公害により発病しても、原因不明の奇病として片づけられ、企業・行政にとって不利益な情報は、噂話でさえタブーであり、たとえ公害病とわかっても、被害者は満足な救済を受けられず、それどころか、公害病と認定されれば、いわれの無い誹謗中傷により、本人はもとより家族の結婚や就職問題にまで影響するのである。
 
 患者、被害者に対して社会的な救済の制度や、救援の世論が無い場合、被害者は絶望的な孤立感の中で、沈黙するしか日本の地域社会では生られないのである。
過去の公害事件では、自ら名乗り上げること無く、ふるさとを離れた被害者も少なくない。


 例えば、熊本水俣病事件では、発生から45年以上たった現在でも、いつ発生し、何名の患者がいるのか、根本的治療法はあるのかなど、正確な被害実態は誰もわからないのである。
 少し古い資料ではあるが、昭和56年(1981)11月末現在で1784人、そのうち死者は478人を数える。

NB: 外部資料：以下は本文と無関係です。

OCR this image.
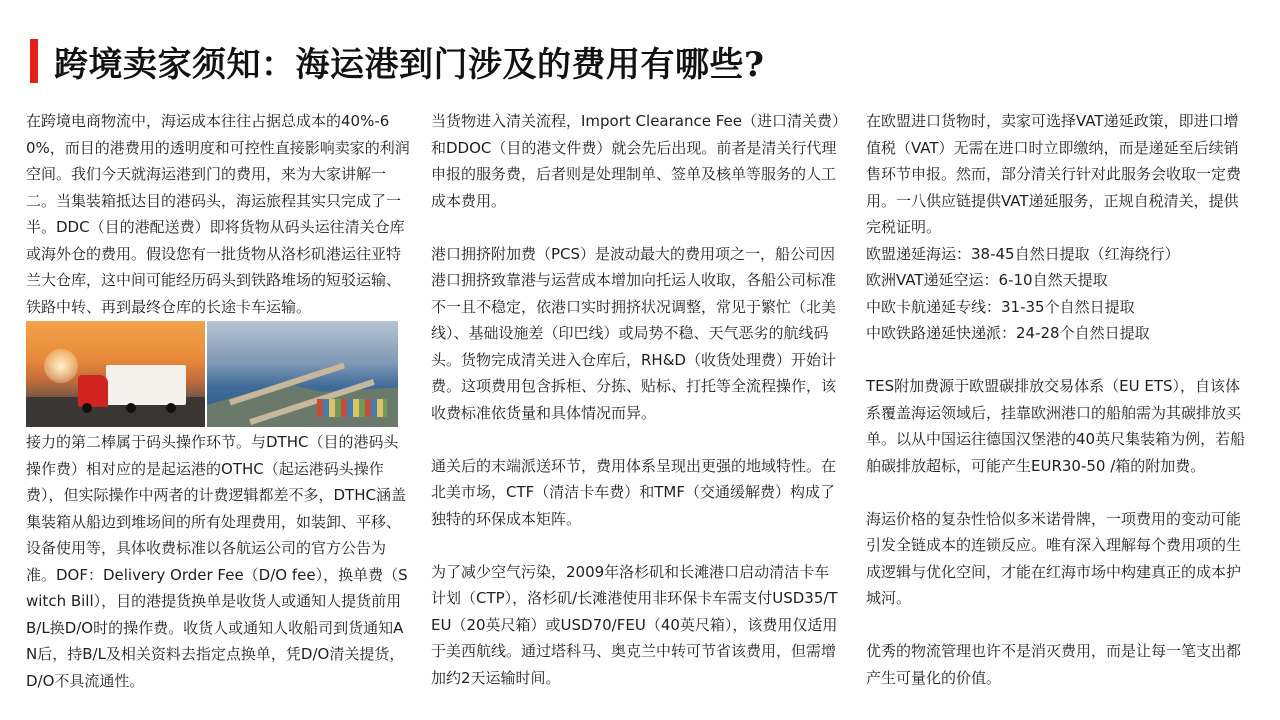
跨境卖家须知：海运港到门涉及的费用有哪些?

在跨境电商物流中，海运成本往往占据总成本的40%-60%，而目的港费用的透明度和可控性直接影响卖家的利润空间。我们今天就海运港到门的费用，来为大家讲解一二。当集装箱抵达目的港码头，海运旅程其实只完成了一半。DDC（目的港配送费）即将货物从码头运往清关仓库或海外仓的费用。假设您有一批货物从洛杉矶港运往亚特兰大仓库，这中间可能经历码头到铁路堆场的短驳运输、铁路中转、再到最终仓库的长途卡车运输。

接力的第二棒属于码头操作环节。与DTHC（目的港码头操作费）相对应的是起运港的OTHC（起运港码头操作费），但实际操作中两者的计费逻辑都差不多，DTHC涵盖集装箱从船边到堆场间的所有处理费用，如装卸、平移、设备使用等，具体收费标准以各航运公司的官方公告为准。DOF：Delivery Order Fee（D/O fee），换单费（Switch Bill），目的港提货换单是收货人或通知人提货前用B/L换D/O时的操作费。收货人或通知人收船司到货通知AN后，持B/L及相关资料去指定点换单，凭D/O清关提货，D/O不具流通性。

当货物进入清关流程，Import Clearance Fee（进口清关费）和DDOC（目的港文件费）就会先后出现。前者是清关行代理申报的服务费，后者则是处理制单、签单及核单等服务的人工成本费用。

港口拥挤附加费（PCS）是波动最大的费用项之一，船公司因港口拥挤致靠港与运营成本增加向托运人收取，各船公司标准不一且不稳定，依港口实时拥挤状况调整，常见于繁忙（北美线）、基础设施差（印巴线）或局势不稳、天气恶劣的航线码头。货物完成清关进入仓库后，RH&D（收货处理费）开始计费。这项费用包含拆柜、分拣、贴标、打托等全流程操作，该收费标准依货量和具体情况而异。

通关后的末端派送环节，费用体系呈现出更强的地域特性。在北美市场，CTF（清洁卡车费）和TMF（交通缓解费）构成了独特的环保成本矩阵。

为了减少空气污染，2009年洛杉矶和长滩港口启动清洁卡车计划（CTP），洛杉矶/长滩港使用非环保卡车需支付USD35/TEU（20英尺箱）或USD70/FEU（40英尺箱），该费用仅适用于美西航线。通过塔科马、奥克兰中转可节省该费用，但需增加约2天运输时间。

在欧盟进口货物时，卖家可选择VAT递延政策，即进口增值税（VAT）无需在进口时立即缴纳，而是递延至后续销售环节申报。然而，部分清关行针对此服务会收取一定费用。一八供应链提供VAT递延服务，正规自税清关，提供完税证明。

欧盟递延海运：38-45自然日提取（红海绕行）

欧洲VAT递延空运：6-10自然天提取

中欧卡航递延专线：31-35个自然日提取

中欧铁路递延快递派：24-28个自然日提取

TES附加费源于欧盟碳排放交易体系（EU ETS），自该体系覆盖海运领域后，挂靠欧洲港口的船舶需为其碳排放买单。以从中国运往德国汉堡港的40英尺集装箱为例，若船舶碳排放超标，可能产生EUR30-50 /箱的附加费。

海运价格的复杂性恰似多米诺骨牌，一项费用的变动可能引发全链成本的连锁反应。唯有深入理解每个费用项的生成逻辑与优化空间，才能在红海市场中构建真正的成本护城河。

优秀的物流管理也许不是消灭费用，而是让每一笔支出都产生可量化的价值。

まだ認定待ちの申請者が5000人を超えており、最終的にどれくらいの患者数になるかは現在のところわかっていない。
 水俣湾が水銀汚染されていた当時、この地域に居住し、近海で水揚げされた魚介類を
 これは水俣病患者のみならず、多くの公害患者に共通して言えることであるが、行政側の救済制度をはじめ公害対策の整備と、国民の公害患者に対する理解と、支援、公害反対の世論が無ければ、被害の実態さえ明らかにならないのである。

 追記)
 1956年、水俣病が公式に報告(地元・水俣保険所が「原因不明の奇病発生」として発表)されてから50年以上経過し、この間、1973年・原因企業(チッソ)の責任認定判決、2004年・最高裁で国/県の責任を認定した判決が出された。
 1997年(平成9年)8月現在、国による被害者救済対象・11,540人、2009年7月被害者救済の特別措置法が成立。2010年現在も未認定患者の一部(約2100人)で損害賠償請求の訴訟が裁判中である。